46.      Ik ben van oordeel dat deze benadering een nuttig antwoord aan de verwijzende rechter ten goede komt, waarmee niet in zijn plaats wordt getreden en waarbij de door de Spaanse regering gesignaleerde gevaren worden vermeden.

VI – Onderzoek van de prejudiciële vragen

47.      Nu de weg is geëffend, moet zonder verdere omwegen een einde worden gemaakt aan de twijfels van de Rechtbank ’s‑Hertogenbosch. Het eerste punt van twijfel is zoals gezegd onderzocht in de zaak Van Esbroeck. De arresten Gözütok en Brügge en vervolgens het arrest Miraglia bieden een oplossing voor het tweede. In deze prejudiciële procedure is echter de uitlegging van varianten van hetzelfde thema aan de orde.

48.      Ik draai de volgorde om omdat, wanneer wordt geoordeeld dat vrijspraak wegens gebrek aan bewijs niet in de weg staat aan een daarop volgend onderzoek van „dezelfde feiten”, iedere bespiegeling over dit begrip overbodig is.

A –    Het begrip bis: vrijspraak wegens gebrek aan bewijs (tweede vraag)

49.      In de conclusie in de zaak Gözütok en Brügge heb ik verklaard dat iemand die is veroordeeld door een overeenkomstsluitende partij, ter zake van hetzelfde feit niet opnieuw kan worden veroordeeld, ongeacht of hij is vrijgesproken dan wel veroordeeld (punt 46).

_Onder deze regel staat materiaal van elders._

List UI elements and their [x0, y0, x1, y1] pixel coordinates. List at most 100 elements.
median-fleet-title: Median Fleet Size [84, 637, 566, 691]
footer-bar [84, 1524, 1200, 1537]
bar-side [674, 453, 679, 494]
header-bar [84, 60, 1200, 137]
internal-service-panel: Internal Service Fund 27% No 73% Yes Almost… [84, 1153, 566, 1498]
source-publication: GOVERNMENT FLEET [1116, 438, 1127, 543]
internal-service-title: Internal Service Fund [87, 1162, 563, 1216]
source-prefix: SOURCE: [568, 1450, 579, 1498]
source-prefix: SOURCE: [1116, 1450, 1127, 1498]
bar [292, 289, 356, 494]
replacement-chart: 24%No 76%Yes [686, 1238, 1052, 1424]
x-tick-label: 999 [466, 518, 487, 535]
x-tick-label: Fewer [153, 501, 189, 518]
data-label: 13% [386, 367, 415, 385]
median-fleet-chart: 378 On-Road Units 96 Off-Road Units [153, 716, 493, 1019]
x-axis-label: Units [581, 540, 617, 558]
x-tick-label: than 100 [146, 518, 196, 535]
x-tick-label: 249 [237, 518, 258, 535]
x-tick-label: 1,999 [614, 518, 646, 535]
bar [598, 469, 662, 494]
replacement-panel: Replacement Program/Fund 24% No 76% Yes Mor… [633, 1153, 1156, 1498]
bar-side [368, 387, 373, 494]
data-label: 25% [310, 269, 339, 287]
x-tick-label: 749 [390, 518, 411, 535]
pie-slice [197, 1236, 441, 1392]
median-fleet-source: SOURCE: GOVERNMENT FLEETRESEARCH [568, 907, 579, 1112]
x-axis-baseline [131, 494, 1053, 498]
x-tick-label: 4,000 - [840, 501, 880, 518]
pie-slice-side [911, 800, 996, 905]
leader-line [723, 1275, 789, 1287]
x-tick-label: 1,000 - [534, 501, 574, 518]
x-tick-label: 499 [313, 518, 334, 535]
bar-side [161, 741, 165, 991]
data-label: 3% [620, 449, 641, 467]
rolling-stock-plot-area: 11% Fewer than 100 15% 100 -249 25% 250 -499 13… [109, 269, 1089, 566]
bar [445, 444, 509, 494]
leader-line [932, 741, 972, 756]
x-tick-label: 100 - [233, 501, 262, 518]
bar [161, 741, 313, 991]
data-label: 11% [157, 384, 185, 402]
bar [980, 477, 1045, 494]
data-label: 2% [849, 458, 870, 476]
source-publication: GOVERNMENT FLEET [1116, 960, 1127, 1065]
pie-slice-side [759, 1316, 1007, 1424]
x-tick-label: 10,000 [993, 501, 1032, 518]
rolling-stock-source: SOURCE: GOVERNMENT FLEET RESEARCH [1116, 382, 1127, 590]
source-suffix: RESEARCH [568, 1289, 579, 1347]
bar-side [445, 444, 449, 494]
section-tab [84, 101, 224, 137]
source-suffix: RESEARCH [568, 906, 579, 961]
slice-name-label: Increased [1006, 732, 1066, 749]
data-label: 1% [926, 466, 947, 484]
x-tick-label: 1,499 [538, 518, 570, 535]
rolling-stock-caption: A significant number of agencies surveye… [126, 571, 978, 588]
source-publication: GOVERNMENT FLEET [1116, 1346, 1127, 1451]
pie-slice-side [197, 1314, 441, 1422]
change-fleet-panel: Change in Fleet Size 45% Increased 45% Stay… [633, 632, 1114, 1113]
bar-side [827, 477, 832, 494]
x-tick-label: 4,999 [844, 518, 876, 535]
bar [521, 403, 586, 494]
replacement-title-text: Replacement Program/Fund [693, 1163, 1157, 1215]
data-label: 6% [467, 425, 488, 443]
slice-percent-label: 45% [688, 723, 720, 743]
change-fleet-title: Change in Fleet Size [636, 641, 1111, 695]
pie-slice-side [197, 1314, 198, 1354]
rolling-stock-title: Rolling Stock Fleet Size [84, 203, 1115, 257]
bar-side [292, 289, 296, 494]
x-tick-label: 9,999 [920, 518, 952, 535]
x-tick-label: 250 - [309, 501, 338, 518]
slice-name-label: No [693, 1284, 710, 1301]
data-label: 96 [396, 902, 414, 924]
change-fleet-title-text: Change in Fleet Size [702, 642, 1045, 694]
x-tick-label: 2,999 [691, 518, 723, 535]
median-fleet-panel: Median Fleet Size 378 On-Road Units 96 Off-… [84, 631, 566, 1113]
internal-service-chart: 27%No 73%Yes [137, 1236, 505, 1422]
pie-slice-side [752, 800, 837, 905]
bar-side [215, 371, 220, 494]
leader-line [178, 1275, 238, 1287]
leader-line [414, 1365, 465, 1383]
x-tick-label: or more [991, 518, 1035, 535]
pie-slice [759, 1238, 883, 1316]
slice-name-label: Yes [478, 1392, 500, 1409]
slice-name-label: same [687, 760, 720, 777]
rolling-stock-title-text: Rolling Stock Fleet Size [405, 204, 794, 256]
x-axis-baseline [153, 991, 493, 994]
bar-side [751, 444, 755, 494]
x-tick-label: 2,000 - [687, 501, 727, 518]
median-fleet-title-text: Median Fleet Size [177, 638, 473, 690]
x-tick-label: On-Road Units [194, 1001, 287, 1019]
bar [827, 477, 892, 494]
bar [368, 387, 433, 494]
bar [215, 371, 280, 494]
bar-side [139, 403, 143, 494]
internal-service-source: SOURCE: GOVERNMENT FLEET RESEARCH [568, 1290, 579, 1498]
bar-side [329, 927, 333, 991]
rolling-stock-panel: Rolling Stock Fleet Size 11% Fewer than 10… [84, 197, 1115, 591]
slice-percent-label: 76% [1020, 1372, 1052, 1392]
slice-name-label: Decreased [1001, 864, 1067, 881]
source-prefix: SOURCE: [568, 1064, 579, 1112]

50.      Mijn mening heeft zich sindsdien geenszins gewijzigd maar, anders dan het geval was in die zaak, waarin niet op de bijzonderheden werd ingegaan, dienen nu de redenen te worden uiteen gezet waarom een dergelijke uitspraak de beschermende werking van het ne bis in idem-beginsel in gang zet.

1.      De letterlijke uitlegging

51.      De bewoordingen van artikel 54 SUO bieden geen ruimte voor discussie omdat deze, na te hebben verwezen naar een onherroepelijk vonnis en zonder te hebben gerefereerd aan de aard van de uitspraak, iedere toekomstige vervolging verbieden met de vermelding dat „ingeval een straf of maatregel is opgelegd”(23), dit verbod geldt indien die straf of maatregel reeds ten uitvoer is gelegd dan wel niet meer ten uitvoer kan worden gelegd. Deze toelichting zou overbodig zijn wanneer het beginsel alleen van toepassing zou zijn na oplegging van een sanctie.

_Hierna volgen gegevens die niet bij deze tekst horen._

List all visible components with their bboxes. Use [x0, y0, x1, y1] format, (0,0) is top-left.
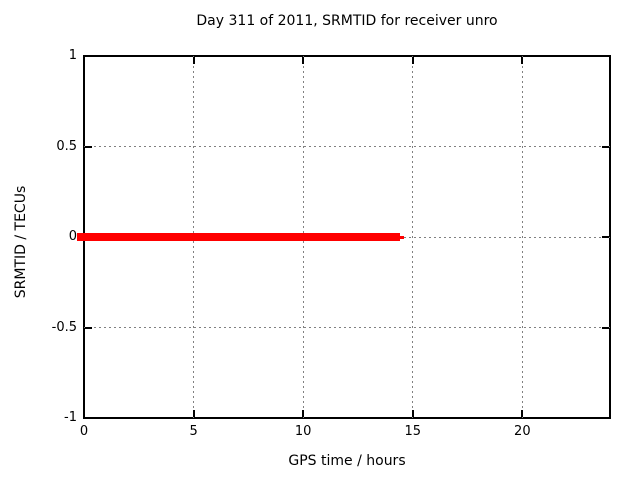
y-tick-mark-left [85, 417, 92, 419]
y-tick-label: 0.5 [56, 138, 77, 154]
x-tick-mark-top [192, 57, 195, 64]
y-tick-mark-left [85, 326, 92, 329]
x-tick-label: 0 [79, 424, 89, 439]
y-tick-mark-right [602, 326, 609, 329]
x-tick-mark-top [411, 57, 414, 64]
y-tick-label: -0.5 [51, 319, 77, 335]
series-line-endcap [399, 235, 404, 239]
x-tick-label: 20 [514, 424, 531, 439]
y-tick-mark-left [85, 55, 92, 57]
y-tick-mark-right [602, 236, 609, 238]
x-tick-label: 15 [404, 424, 422, 439]
y-tick-label: 1 [68, 48, 77, 63]
chart-title: Day 311 of 2011, SRMTID for receiver unr… [196, 13, 498, 29]
grid-line-horizontal [84, 146, 610, 147]
y-tick-label: -1 [64, 410, 77, 425]
x-tick-mark-bottom [411, 410, 414, 417]
x-tick-mark-top [83, 57, 85, 64]
x-tick-label: 10 [294, 424, 312, 439]
y-tick-mark-right [602, 55, 609, 57]
x-tick-mark-top [302, 57, 305, 64]
y-tick-mark-left [85, 145, 92, 148]
x-tick-mark-bottom [192, 410, 195, 417]
grid-line-horizontal [84, 327, 610, 328]
x-tick-mark-bottom [83, 410, 85, 417]
x-tick-label: 5 [189, 424, 198, 439]
x-tick-mark-bottom [302, 410, 305, 417]
x-tick-mark-bottom [521, 410, 524, 417]
y-tick-mark-right [602, 417, 609, 419]
x-axis-label: GPS time / hours [288, 453, 406, 469]
x-tick-mark-top [521, 57, 524, 64]
y-tick-mark-right [602, 145, 609, 148]
y-tick-label: 0 [68, 229, 77, 244]
series-line-srmtid [77, 233, 400, 241]
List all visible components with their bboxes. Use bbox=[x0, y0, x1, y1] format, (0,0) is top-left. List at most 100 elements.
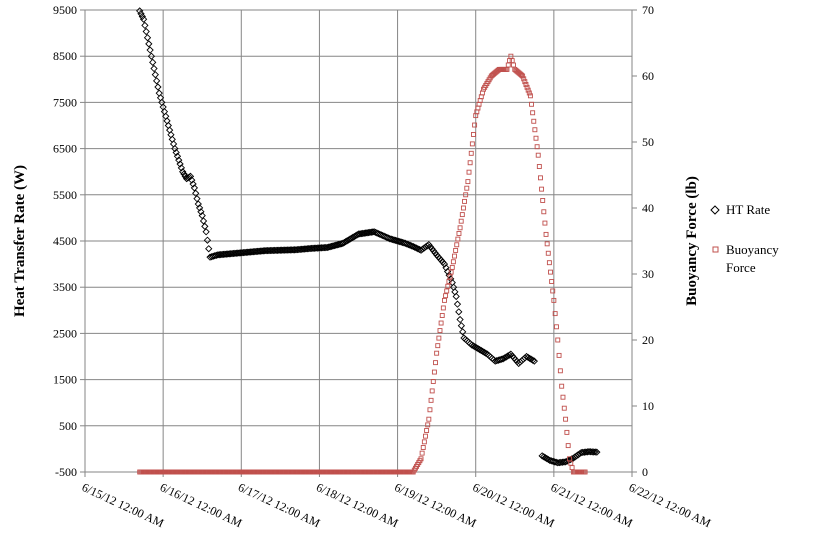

52.      In het arrest Miraglia komt deze opvatting – zij het impliciet, aangezien dit aspect niet rechtstreeks aan de orde was – tot uitdrukking doordat het Hof vasthoudt aan het idee van een onderzoek „ten gronde” (punt 30) en de toepasselijkheid van artikel 54 SUO verwerpt wanneer de vervolging wordt beëindigd omdat in een andere lidstaat een andere procedure is ingeleid (punt 35). De crux bestaat in uitoefening van het ius puniendi met inaanmerkingneming van alle gegeven omstandigheden, zonder dat de reikwijdte van de uitspraken relevant is (hieronder zal ik deze opvatting uitwerken).

53.      De stelligheid van het Handvest van de grondrechten van de Europese Unie(24) zet deze overweging kracht bij. Artikel 50 verbiedt een nieuw onderzoek wanneer betrokkene onherroepelijk is „vrijgesproken of veroordeeld”.(25)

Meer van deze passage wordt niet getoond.